JPMorgan Chase underwent a denial-of-service attack yesterday—mobile access worked, but PC users were blocked. The Izz ad-Din al-Qassam Cyber Fighters are suspected.
Widely used SWFUploader exposes websites to content-spoofing and cross-scripting.
Hotmail went down yesterday, and its recovery continues. The causes are unclear, but the outage doesn't seem attributable to simple glitches in Outlook migration.
This week's big hack of celebrity personal information may be traceable to a free credit report site, which suggests that non-celebrities are equally (or more) vulnerable.
Microsoft issued its March patches yesterday, but was unable to fix two problems demonstrated at Pwn2Own and Pwnium. (The latest version of Chrome OS encouragingly escaped Pwnium unscathed, by the way.) Adobe also patched Flash yesterday.
Leaders of the US Intelligence Community appeared before Congress yesterday, and their testimony made the Sino-American cyber cold war chillier.
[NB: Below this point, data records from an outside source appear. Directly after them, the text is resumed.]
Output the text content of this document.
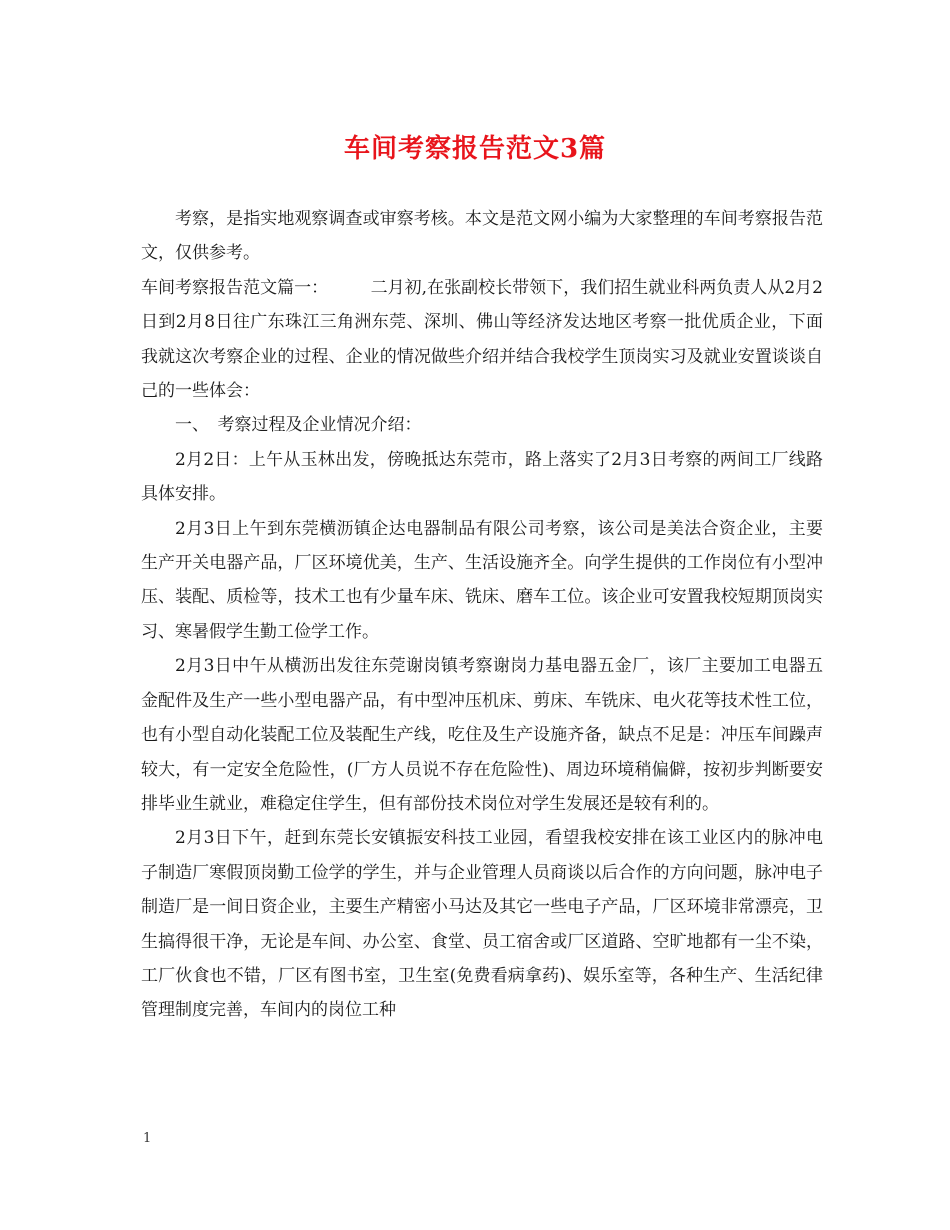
车间考察报告范文3篇

考察，是指实地观察调查或审察考核。本文是范文网小编为大家整理的车间考察报告范文，仅供参考。

车间考察报告范文篇一：　　　二月初,在张副校长带领下，我们招生就业科两负责人从2月2日到2月8日往广东珠江三角洲东莞、深圳、佛山等经济发达地区考察一批优质企业，下面我就这次考察企业的过程、企业的情况做些介绍并结合我校学生顶岗实习及就业安置谈谈自己的一些体会：

一、　考察过程及企业情况介绍：

2月2日：上午从玉林出发，傍晚抵达东莞市，路上落实了2月3日考察的两间工厂线路具体安排。

2月3日上午到东莞横沥镇企达电器制品有限公司考察，该公司是美法合资企业，主要生产开关电器产品，厂区环境优美，生产、生活设施齐全。向学生提供的工作岗位有小型冲压、装配、质检等，技术工也有少量车床、铣床、磨车工位。该企业可安置我校短期顶岗实习、寒暑假学生勤工俭学工作。

2月3日中午从横沥出发往东莞谢岗镇考察谢岗力基电器五金厂，该厂主要加工电器五金配件及生产一些小型电器产品，有中型冲压机床、剪床、车铣床、电火花等技术性工位，也有小型自动化装配工位及装配生产线，吃住及生产设施齐备，缺点不足是：冲压车间躁声较大，有一定安全危险性，(厂方人员说不存在危险性)、周边环境稍偏僻，按初步判断要安排毕业生就业，难稳定住学生，但有部份技术岗位对学生发展还是较有利的。

2月3日下午，赶到东莞长安镇振安科技工业园，看望我校安排在该工业区内的脉冲电子制造厂寒假顶岗勤工俭学的学生，并与企业管理人员商谈以后合作的方向问题，脉冲电子制造厂是一间日资企业，主要生产精密小马达及其它一些电子产品，厂区环境非常漂亮，卫生搞得很干净，无论是车间、办公室、食堂、员工宿舍或厂区道路、空旷地都有一尘不染，工厂伙食也不错，厂区有图书室，卫生室(免费看病拿药)、娱乐室等，各种生产、生活纪律管理制度完善，车间内的岗位工种

1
While DNI Clapper called a "digital Pearl Harbor" unlikely (at least within the next two years), he and FBI Director Mueller rated cyber threats at least as serious as terrorism. NSA's General Alexander announced the creation of thirteen offensive teams whose mission would be cyber deterrence and retaliation. China is, of course, the adversary Congress has in mind, and that country's Foreign Ministry responds with calls for "constructive dialogue" on a mutually respectful basis.
In industry news, US budget austerity augurs a fresh round of mergers in defense and security. Help Net Security singles out the eleven most interesting products launched at RSA. Google offers an informational series, "Help for Hacked Sites."